As with other actions, you can choose to Overwrite Metadata or keep the existing metadata and only apply the new metadata to assets that do not have the metadata already.
5. Automatic PII Detection and Tagging

Getting started with Automation
Note that we recommend using the Auto Classification workflow instead, which allows you to discover PII data automatically, even in cases where you don't want to ingest the Sample Data into Collate.
Note that this automation, the ML Tagging, will be deprecated in future releases.
- Problem: Manually identifying and tagging Personally Identifiable Information (PII) across large datasets is labor-intensive and prone to errors.

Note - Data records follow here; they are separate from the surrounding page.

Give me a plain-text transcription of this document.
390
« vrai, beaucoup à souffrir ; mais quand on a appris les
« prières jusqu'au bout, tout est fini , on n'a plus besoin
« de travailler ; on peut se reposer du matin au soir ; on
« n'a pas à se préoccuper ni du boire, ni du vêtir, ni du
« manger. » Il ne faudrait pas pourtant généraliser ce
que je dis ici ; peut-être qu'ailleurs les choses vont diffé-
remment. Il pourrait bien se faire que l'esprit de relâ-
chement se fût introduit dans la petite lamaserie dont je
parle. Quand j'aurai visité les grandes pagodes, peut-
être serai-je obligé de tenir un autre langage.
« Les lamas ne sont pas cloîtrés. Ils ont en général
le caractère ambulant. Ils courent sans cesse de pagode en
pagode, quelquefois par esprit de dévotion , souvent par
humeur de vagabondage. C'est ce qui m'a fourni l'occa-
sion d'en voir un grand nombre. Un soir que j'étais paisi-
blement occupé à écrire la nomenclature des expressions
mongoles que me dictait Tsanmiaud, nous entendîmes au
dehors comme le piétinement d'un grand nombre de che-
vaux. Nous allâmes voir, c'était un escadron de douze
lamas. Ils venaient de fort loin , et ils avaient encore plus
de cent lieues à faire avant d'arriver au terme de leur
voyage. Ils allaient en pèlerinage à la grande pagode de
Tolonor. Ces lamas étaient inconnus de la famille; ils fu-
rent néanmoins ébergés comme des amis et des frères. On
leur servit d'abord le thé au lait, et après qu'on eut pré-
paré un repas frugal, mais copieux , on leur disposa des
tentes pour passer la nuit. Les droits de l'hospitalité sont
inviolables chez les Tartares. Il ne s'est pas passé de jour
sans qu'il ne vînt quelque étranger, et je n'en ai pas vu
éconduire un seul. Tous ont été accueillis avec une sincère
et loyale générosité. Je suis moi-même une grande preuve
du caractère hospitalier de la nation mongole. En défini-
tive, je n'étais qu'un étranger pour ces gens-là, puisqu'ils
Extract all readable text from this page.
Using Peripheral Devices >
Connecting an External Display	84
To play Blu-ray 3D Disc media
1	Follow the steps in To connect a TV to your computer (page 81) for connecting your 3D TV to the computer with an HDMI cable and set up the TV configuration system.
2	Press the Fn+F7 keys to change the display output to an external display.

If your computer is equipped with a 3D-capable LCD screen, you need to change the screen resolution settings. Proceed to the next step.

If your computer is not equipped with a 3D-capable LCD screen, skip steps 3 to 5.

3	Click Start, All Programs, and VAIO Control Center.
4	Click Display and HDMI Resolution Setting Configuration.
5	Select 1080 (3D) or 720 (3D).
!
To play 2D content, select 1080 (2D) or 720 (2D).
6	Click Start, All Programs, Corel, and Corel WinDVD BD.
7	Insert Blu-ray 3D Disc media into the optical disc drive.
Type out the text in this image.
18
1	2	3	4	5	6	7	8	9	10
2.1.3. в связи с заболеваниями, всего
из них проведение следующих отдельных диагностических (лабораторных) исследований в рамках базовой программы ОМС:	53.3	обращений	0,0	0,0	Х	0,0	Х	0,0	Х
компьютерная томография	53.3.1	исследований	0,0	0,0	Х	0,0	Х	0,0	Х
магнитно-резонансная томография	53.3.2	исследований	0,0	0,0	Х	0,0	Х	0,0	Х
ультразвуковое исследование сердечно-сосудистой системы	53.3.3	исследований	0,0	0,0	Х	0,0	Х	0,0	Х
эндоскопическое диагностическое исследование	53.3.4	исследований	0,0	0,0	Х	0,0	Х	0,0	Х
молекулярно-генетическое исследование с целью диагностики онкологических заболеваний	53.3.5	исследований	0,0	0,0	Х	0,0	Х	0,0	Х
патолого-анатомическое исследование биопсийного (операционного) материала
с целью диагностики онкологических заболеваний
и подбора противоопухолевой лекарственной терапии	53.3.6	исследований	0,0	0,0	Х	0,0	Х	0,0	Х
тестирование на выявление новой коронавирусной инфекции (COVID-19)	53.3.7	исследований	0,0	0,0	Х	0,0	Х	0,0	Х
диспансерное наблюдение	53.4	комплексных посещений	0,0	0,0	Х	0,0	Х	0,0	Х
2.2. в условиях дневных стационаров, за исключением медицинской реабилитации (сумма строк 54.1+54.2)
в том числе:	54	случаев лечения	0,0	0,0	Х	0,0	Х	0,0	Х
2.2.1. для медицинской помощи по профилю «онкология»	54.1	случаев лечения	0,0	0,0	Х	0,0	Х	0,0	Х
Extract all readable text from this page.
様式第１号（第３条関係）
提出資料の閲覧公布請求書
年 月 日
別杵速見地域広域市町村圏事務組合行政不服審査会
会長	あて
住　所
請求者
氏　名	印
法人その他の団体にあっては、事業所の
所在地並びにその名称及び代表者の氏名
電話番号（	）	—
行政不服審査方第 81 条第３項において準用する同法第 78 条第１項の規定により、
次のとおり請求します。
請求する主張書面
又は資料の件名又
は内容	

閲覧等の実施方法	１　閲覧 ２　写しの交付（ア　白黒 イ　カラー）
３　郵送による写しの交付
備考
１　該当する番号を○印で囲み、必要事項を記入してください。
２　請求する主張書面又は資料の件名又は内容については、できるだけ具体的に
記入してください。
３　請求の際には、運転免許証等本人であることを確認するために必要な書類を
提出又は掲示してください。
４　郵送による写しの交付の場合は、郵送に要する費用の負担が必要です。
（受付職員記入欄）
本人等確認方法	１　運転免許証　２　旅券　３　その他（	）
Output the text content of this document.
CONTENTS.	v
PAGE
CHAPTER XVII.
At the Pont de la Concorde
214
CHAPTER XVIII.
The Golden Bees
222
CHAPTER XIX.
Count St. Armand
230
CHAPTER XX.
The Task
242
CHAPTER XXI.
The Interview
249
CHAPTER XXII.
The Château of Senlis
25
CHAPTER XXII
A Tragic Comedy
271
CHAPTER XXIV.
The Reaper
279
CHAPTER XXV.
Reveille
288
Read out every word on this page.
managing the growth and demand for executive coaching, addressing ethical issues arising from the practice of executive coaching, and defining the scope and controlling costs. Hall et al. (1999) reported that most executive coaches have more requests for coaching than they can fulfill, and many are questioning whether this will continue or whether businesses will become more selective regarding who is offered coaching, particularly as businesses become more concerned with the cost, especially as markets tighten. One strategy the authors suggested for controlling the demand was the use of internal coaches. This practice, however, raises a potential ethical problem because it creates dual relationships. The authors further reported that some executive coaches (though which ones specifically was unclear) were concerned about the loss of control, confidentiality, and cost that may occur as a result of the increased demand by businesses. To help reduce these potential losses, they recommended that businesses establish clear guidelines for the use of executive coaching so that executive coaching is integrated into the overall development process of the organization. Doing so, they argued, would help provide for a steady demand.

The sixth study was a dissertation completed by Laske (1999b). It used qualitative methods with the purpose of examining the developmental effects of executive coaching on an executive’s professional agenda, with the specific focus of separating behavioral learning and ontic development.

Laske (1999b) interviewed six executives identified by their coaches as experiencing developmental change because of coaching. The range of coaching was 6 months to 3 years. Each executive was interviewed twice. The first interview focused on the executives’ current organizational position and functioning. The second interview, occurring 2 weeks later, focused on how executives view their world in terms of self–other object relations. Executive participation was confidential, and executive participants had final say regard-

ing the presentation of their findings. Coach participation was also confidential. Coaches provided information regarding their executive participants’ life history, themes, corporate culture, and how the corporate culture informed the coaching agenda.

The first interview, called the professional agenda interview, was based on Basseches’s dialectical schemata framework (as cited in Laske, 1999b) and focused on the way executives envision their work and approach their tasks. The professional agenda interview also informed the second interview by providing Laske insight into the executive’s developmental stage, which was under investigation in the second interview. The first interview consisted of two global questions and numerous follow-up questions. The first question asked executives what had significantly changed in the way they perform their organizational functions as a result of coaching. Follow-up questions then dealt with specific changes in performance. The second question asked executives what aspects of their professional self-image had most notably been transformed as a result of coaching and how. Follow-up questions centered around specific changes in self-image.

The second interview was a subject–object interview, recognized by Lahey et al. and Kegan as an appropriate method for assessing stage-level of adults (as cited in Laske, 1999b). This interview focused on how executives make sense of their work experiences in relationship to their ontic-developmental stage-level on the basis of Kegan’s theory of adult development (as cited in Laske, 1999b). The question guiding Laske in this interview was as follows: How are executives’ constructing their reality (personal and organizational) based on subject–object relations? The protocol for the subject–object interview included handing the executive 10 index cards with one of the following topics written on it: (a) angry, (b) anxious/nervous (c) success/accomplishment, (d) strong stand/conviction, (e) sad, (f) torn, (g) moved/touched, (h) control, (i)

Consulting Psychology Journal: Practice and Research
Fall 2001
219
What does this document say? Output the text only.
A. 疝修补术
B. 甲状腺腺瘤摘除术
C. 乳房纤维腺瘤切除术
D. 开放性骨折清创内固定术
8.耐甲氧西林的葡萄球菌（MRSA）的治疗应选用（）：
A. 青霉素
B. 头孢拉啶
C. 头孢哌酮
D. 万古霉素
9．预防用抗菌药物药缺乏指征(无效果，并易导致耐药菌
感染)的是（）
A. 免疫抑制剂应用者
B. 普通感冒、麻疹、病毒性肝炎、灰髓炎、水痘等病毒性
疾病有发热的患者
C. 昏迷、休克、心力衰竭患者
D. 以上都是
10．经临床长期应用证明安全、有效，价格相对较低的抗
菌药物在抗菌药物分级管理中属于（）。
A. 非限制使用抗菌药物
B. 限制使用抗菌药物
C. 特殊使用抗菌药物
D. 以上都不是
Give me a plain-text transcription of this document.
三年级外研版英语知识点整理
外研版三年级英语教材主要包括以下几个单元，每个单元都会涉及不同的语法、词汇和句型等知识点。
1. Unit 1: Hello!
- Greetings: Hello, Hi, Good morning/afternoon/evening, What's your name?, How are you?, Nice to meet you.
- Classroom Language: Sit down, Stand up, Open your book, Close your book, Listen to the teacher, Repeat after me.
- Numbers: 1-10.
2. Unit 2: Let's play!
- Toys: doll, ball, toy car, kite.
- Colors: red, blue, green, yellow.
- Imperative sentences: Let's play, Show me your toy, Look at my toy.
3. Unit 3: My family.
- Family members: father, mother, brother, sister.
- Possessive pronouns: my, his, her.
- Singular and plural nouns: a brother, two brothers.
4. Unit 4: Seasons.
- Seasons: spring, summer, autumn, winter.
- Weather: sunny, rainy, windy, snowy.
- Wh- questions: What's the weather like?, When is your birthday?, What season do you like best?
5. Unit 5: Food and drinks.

- Solution: Automations can automatically detect PII data (e.g., emails, usernames) and apply relevant tags to ensure that sensitive data is flagged appropriately for compliance.
- Benefit: Ensures compliance with data protection regulations by consistently tagging sensitive data, reducing the risk of non-compliance.
Best Practices
- Validate Assets Before Applying Actions: Always use the Explore page to verify the assets that will be affected by the automation. This ensures that only the intended datasets are updated.
- Use Automation Logs: Regularly check the Recent Runs logs to monitor automation activity and ensure that they are running as expected.
- Propagate Metadata Thoughtfully: When propagating metadata via lineage, make sure that the source metadata is correct before applying it across multiple datasets.